Importância política da inserção da alimentação como direito social previsto na Constituição Federal e da realização de uma campanha com esse propósito:

1) A crise mundial de alimentos tem como elemento de fundo os valores do capitalismo. Quando os interesses econômicos - e não o acesso ao alimento e a dignidade humana - é o que determina o planejamento da agricultura e as ações do Estado, pessoas são seriamente afetadas. Reconhecer a alimentação como direito é reagir contra os valores que tem gerado uma série de violações de direitos humanos. Esse é um ganho político relevante e que pode reforçar as ações de contestação e resistência ao que tem gerado fome, má nutrição e que tem comprometido a soberania alimentar no Brasil.
2) Quando inserimos alimentação na Constituição usamos a legalidade, um instrumento hegemônico, para apoiar lutas contra-hegemônicas, como, por exemplo, a luta pela terra e por território, a luta pelo direito à cidade, entre outras.

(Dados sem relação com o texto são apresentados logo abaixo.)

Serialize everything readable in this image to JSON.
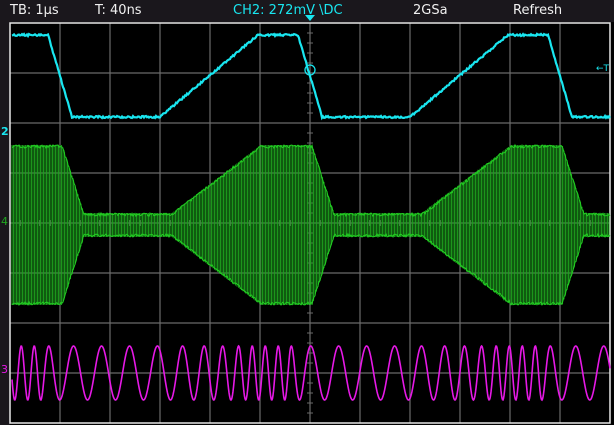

Assim, conciliamos a luta através de uso dos instrumentos do Estado com a luta direta do povo brasileiro.
3) A campanha em si, tem uma dimensão política importantíssima. A lei, a Constituição, nada mais é que um argumento. Sem sujeitos que usem esse argumento não se pode ir longe. Assim, é muito importante que haja uma mobilização para a inclusão da alimentação no artigo 6º da Constituição Federal, porque essa mobilização vai garantir que muitas pessoas possam se apropriar desse direito e essa apropriação é a principal garantia que temos para a efetividade dessa norma, quando ela for inserida na CF. É essa apropriação o principal instrumento para garantir uma proximidade entre o que está na norma e o que está em nosso mundo real e, assim, garantir a efetividade do Direito Humano à Alimentação Adequada a todos os povos do nosso país.

Valéria Torres Amaral Burity – Advogada e consultora em Direitos Humanos. Atualmente é Vice-presidente da Ação Brasileira pela Nutrição e Direitos Humanos (ABRANDH).